Experimental study of amphibole interaction with H2O–NaCl Fluid at 900°C, 500 MPa: toward granulite facies melting and mass transfer

Abstract

Interaction between natural pargasite [Prg, SiO2 = 43.89 wt %, FeO/(FeO + MgO) = 0.35, (Na + K)A = 0.51] and H2O–NaCl fluid, whose composition (NaCl mole fraction) varied within the range X NaCl = NaCl/(NaCl + H2O) = 0–0.45, was experimentally studied in an internally heated apparatus at 900°C and 500 MPa. Natural pargasite begins to melt at a temperature 120–150°C lower than its synthetic analogue. In the presence of pure H2O, the subliquidus mineral assemblage involves amphibole Hbl 1, whose composition is closely similar to the starting Prg, clinopyroxene Cpx, calcic plagioclase Pl, and minor amounts of hercynite-magnetite spinel.
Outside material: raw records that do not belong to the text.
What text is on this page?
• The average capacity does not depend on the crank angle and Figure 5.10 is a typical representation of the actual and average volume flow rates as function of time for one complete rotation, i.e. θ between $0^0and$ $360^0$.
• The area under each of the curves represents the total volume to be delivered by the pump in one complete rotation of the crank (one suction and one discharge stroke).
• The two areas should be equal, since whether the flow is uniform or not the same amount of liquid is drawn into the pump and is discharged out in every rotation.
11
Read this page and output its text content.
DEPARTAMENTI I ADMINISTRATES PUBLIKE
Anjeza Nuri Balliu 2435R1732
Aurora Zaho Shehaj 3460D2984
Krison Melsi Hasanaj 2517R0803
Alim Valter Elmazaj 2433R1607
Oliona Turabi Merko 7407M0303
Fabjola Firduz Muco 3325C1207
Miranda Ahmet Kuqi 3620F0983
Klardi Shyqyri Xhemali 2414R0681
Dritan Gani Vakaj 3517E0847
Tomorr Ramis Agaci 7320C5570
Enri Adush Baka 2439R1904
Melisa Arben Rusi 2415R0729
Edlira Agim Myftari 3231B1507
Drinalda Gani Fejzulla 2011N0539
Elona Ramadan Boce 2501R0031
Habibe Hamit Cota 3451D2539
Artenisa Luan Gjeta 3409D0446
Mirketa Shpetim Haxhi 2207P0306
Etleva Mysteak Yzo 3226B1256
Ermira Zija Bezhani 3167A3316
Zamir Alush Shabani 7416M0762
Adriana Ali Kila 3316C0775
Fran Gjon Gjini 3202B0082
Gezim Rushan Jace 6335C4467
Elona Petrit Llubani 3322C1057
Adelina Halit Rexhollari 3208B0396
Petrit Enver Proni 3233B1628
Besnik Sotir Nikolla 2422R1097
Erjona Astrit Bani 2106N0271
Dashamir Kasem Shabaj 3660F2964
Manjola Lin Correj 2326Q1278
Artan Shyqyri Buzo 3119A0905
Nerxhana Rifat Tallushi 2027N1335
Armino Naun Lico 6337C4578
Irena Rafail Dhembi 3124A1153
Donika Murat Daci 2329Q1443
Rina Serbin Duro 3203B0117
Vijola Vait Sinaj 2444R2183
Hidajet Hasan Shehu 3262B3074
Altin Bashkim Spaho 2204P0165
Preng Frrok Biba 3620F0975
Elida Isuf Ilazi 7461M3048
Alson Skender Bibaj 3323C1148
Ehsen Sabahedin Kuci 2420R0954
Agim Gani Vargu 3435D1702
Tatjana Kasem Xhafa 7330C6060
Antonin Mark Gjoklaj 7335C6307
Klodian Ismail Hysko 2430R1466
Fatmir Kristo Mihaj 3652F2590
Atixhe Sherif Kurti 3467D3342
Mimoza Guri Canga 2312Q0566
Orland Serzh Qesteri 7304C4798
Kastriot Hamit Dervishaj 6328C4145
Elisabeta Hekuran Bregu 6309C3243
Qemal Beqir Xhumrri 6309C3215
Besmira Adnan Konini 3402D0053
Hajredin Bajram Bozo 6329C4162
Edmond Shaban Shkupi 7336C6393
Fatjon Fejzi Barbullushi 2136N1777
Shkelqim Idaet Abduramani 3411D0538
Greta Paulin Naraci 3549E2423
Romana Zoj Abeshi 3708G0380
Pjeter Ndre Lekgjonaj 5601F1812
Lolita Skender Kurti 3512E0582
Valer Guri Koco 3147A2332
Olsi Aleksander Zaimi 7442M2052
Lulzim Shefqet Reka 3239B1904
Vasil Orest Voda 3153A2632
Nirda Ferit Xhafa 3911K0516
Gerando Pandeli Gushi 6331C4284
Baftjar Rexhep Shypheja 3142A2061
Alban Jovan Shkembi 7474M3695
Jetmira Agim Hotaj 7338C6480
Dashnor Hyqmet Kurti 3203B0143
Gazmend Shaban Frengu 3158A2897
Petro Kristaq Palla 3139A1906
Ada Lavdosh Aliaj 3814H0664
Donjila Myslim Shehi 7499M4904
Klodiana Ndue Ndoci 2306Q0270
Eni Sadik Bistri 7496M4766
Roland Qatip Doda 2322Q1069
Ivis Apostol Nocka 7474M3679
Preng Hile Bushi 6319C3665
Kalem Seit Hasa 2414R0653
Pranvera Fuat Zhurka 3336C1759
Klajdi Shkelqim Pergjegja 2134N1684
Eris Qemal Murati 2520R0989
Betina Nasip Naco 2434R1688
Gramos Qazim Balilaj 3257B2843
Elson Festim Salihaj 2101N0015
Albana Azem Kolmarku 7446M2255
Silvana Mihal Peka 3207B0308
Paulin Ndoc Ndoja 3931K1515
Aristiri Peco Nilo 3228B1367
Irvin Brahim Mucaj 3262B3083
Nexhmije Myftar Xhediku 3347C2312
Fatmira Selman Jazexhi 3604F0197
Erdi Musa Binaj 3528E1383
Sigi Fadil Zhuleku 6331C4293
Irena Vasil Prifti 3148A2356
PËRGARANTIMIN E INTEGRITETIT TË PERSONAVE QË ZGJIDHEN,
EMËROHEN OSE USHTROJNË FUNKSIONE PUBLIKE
With increasing X NaCl, the subliquidus assemblage systematically changed: calcic plagioclase disappeared and more Fe- rich amphibole Hbl 2 appeared at X NaCl = 0.07; Cpx disappeared at X NaCl = 0.14; and appearance of Na-Phl compositionally close to wonesite and almost complete disappearance of Hbl 1 was observed at X NaCl = 0.31. The composition of the melt also changed: its Na2O gradually increased (from 1.5 to 9–10 wt %), and CaO and SiO2 decreased(from 8.6 to 2 wt % and from 64 to 60 wt %, respectively, in recalculation to the anhydrous basis); at X NaCl ≥ 0.35, the melt was transformed from quartz- to nepheline-normative. The maximum Cl concentration of 1.2 wt % was measured in the melt poorest in SiO2. The experimental products contained spherical objects less than 10 μm in diameter that consisted of material that precipitated from the quenched fluid. These particles are richer than the melt in SiO2 (62–80 wt %) and poorer in Al2O3 (11–19 wt %) in experiments with X NaCl ≤ 0.24, but the differences between the compositions of the melt and particles decreased with increasing XNaCl. The relatively high concentrations of aluminosilicate material in the fluid is most likely explained by the high solubility of the melt in the fluid phase, with the formation in the fluid aqueous Si, Al–Si, Na–Al–Si, and other polymeric species. It is suggested that interaction of host rocks with such fluids, rich in granitic components, might be responsible for granitization (charnockitization) of mafic, and, particularly, ultramafic rocks described in the literature.